Down Home Missouri: When Girls Were Scary and Basketball Was King, University of Missouri Press (Columbia, MO), 2000.

Tails I Lose: Coping with Bird Dogs, Derrydale Press (Lanham, MD), 2000.

Autumn Shadows: Outdoor Tales of the Supernatural … Including "The Invincible Grouse Hunter," illustrated by Cole Johnson, Bonasa Press (Columbia, PA), 2002.

Also author of Billy Barnstorm the Birch Lake Bomber, and Other Tales of Youthful Disaster. Humor editor for FineTravel.com; columnist for Gun Dog and Wing and Shot. Contributor to periodicals of articles on outdoor life.

SIDELIGHTS: Joel M. Vance, an outdoor columnist and humor editor of FineTravel.com, spent twenty years as a conservation writer but is better known for his humorous books, such as Bobs, Brush, and Brittanies: A Long Love Affair with Quail Hunting. His amusing accounts of life in rural Missouri that have delighted many readers, even those who are not enamored by outdoor life. According to a Publishers Weekly reviewer, Bobs, Brush, and Brittanies is a folksy but informative guide to quail hunting, narrated as if its author is "imparting wisdom to family members … or to good friends."

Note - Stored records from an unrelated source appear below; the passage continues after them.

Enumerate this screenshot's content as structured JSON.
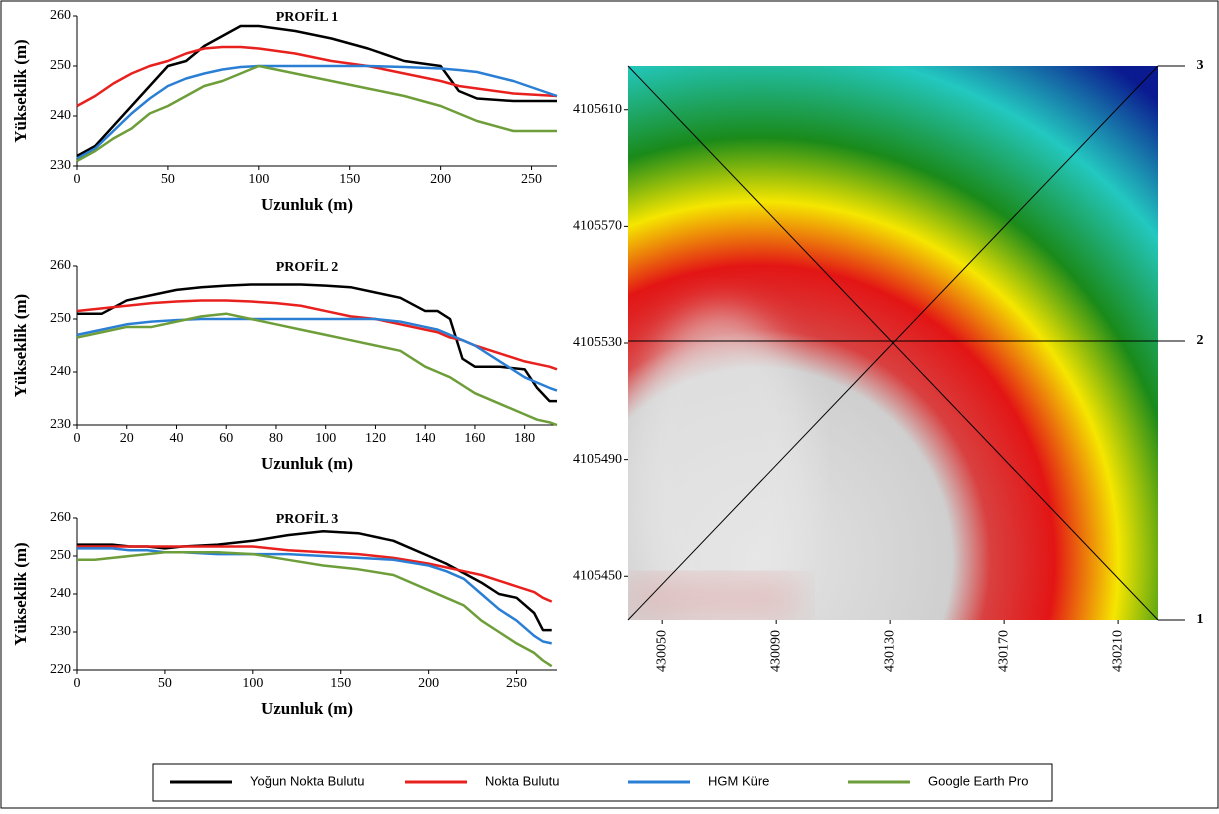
{
  "chart_data": [
    {
      "type": "line",
      "title": "PROFİL 1",
      "x_label": "Uzunluk (m)",
      "y_label": "Yükseklik (m)",
      "x": [
        0,
        10,
        20,
        30,
        40,
        50,
        60,
        70,
        80,
        90,
        100,
        120,
        140,
        160,
        180,
        200,
        210,
        220,
        240,
        264
      ],
      "xlim": [
        0,
        264
      ],
      "ylim": [
        230,
        260
      ],
      "xticks": [
        0,
        50,
        100,
        150,
        200,
        250
      ],
      "yticks": [
        230,
        240,
        250,
        260
      ],
      "series": [
        {
          "name": "Yoğun Nokta Bulutu",
          "color": "#000000",
          "values": [
            232,
            234,
            238,
            242,
            246,
            250,
            251,
            254,
            256,
            258,
            258,
            257,
            255.5,
            253.5,
            251,
            250,
            245,
            243.5,
            243,
            243
          ]
        },
        {
          "name": "Nokta Bulutu",
          "color": "#e8201e",
          "values": [
            242,
            244,
            246.5,
            248.5,
            250,
            251,
            252.5,
            253.5,
            253.8,
            253.8,
            253.5,
            252.5,
            251,
            250,
            248.5,
            247,
            246,
            245.5,
            244.5,
            244
          ]
        },
        {
          "name": "HGM Küre",
          "color": "#2a7fd4",
          "values": [
            231.5,
            233.5,
            237,
            240.5,
            243.5,
            246,
            247.5,
            248.5,
            249.3,
            249.8,
            250,
            250,
            250,
            250,
            249.8,
            249.5,
            249.2,
            248.8,
            247,
            244
          ]
        },
        {
          "name": "Google Earth Pro",
          "color": "#6e9e3a",
          "values": [
            231,
            233,
            235.5,
            237.5,
            240.5,
            242,
            244,
            246,
            247,
            248.5,
            250,
            248.5,
            247,
            245.5,
            244,
            242,
            240.5,
            239,
            237,
            237
          ]
        }
      ]
    },
    {
      "type": "line",
      "title": "PROFİL 2",
      "x_label": "Uzunluk (m)",
      "y_label": "Yükseklik (m)",
      "x": [
        0,
        10,
        20,
        30,
        40,
        50,
        60,
        70,
        80,
        90,
        100,
        110,
        120,
        130,
        140,
        145,
        150,
        155,
        160,
        170,
        180,
        185,
        190,
        193
      ],
      "xlim": [
        0,
        193
      ],
      "ylim": [
        230,
        260
      ],
      "xticks": [
        0,
        20,
        40,
        60,
        80,
        100,
        120,
        140,
        160,
        180
      ],
      "yticks": [
        230,
        240,
        250,
        260
      ],
      "series": [
        {
          "name": "Yoğun Nokta Bulutu",
          "color": "#000000",
          "values": [
            251,
            251,
            253.5,
            254.5,
            255.5,
            256,
            256.3,
            256.5,
            256.5,
            256.5,
            256.3,
            256,
            255,
            254,
            251.5,
            251.5,
            250,
            242.5,
            241,
            241,
            240.5,
            237,
            234.5,
            234.5
          ]
        },
        {
          "name": "Nokta Bulutu",
          "color": "#e8201e",
          "values": [
            251.5,
            252,
            252.5,
            253,
            253.3,
            253.5,
            253.5,
            253.3,
            253,
            252.5,
            251.5,
            250.5,
            250,
            249,
            248,
            247.5,
            246.5,
            246,
            245,
            243.5,
            242,
            241.5,
            241,
            240.5
          ]
        },
        {
          "name": "HGM Küre",
          "color": "#2a7fd4",
          "values": [
            247,
            248,
            249,
            249.5,
            249.8,
            250,
            250,
            250,
            250,
            250,
            250,
            250,
            250,
            249.5,
            248.5,
            248,
            247,
            246,
            245,
            242,
            239,
            238,
            237,
            236.5
          ]
        },
        {
          "name": "Google Earth Pro",
          "color": "#6e9e3a",
          "values": [
            246.5,
            247.5,
            248.5,
            248.5,
            249.5,
            250.5,
            251,
            250,
            249,
            248,
            247,
            246,
            245,
            244,
            241,
            240,
            239,
            237.5,
            236,
            234,
            232,
            231,
            230.5,
            230
          ]
        }
      ]
    },
    {
      "type": "line",
      "title": "PROFİL 3",
      "x_label": "Uzunluk (m)",
      "y_label": "Yükseklik (m)",
      "x": [
        0,
        10,
        20,
        30,
        40,
        50,
        60,
        80,
        100,
        120,
        140,
        160,
        180,
        200,
        210,
        220,
        230,
        240,
        250,
        260,
        265,
        270
      ],
      "xlim": [
        0,
        273
      ],
      "ylim": [
        220,
        260
      ],
      "xticks": [
        0,
        50,
        100,
        150,
        200,
        250
      ],
      "yticks": [
        220,
        230,
        240,
        250,
        260
      ],
      "series": [
        {
          "name": "Yoğun Nokta Bulutu",
          "color": "#000000",
          "values": [
            253,
            253,
            253,
            252.5,
            252.5,
            252,
            252.5,
            253,
            254,
            255.5,
            256.5,
            256,
            254,
            250,
            248,
            245.5,
            243,
            240,
            239,
            235,
            230.5,
            230.5
          ]
        },
        {
          "name": "Nokta Bulutu",
          "color": "#e8201e",
          "values": [
            252.5,
            252.5,
            252.5,
            252.5,
            252.5,
            252.5,
            252.5,
            252.5,
            252.5,
            251.5,
            251,
            250.5,
            249.5,
            248,
            247,
            246,
            245,
            243.5,
            242,
            240.5,
            239,
            238
          ]
        },
        {
          "name": "HGM Küre",
          "color": "#2a7fd4",
          "values": [
            252,
            252,
            252,
            251.5,
            251.5,
            251,
            251,
            250.5,
            250.5,
            250.5,
            250,
            249.5,
            249,
            247.5,
            246,
            244,
            240,
            236,
            233,
            229,
            227.5,
            227
          ]
        },
        {
          "name": "Google Earth Pro",
          "color": "#6e9e3a",
          "values": [
            249,
            249,
            249.5,
            250,
            250.5,
            251,
            251,
            251,
            250.5,
            249,
            247.5,
            246.5,
            245,
            241,
            239,
            237,
            233,
            230,
            227,
            224.5,
            222.5,
            221
          ]
        }
      ]
    },
    {
      "type": "map",
      "xlim": [
        430038,
        430224
      ],
      "ylim": [
        4105435,
        4105625
      ],
      "xticks": [
        430050,
        430090,
        430130,
        430170,
        430210
      ],
      "yticks": [
        4105450,
        4105490,
        4105530,
        4105570,
        4105610
      ],
      "profile_labels": [
        "1",
        "2",
        "3"
      ]
    }
  ]
}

Vance has also published books on bird dogs, supernatural tales from the outdoors, and memories of his youth. Among those in the last category is Down Home Missouri: When Girls Were Scary and Basketball Was King. In this work, wrote Nancy P. Shires in Library Journal, Vance sounds "a little like comedian Jeff Foxworthy" as he writes of moving from Chicago to Missouri, where he grew up on a farm in the 1950s. He discusses serious subjects such as the loss of wildlife habitats, but he reserves his best writing for personal experiences like his first kiss, his embarrassing forays onto the basketball court, and his memories of listening to Walter Winchell and Amos 'n' Andy on the radio. Booklist contributor George Cohen called Down Home Missouri a "humorous and poignant recollection."

BIOGRAPHICAL AND CRITICAL SOURCES:

PERIODICALS

Booklist, December 15, 2000, George Cohen, review of Down Home Missouri: When Girls Were Scary and Basketball Was King, p. 784.

Library Journal, January 1, 2001, Nancy P. Shires, review of Down Home Missouri, p. 137.

Publishers Weekly, June 2, 1997, review of Bobs, Brush, and Brittanies: A Long Love Affair with Quail Hunting, p. 61.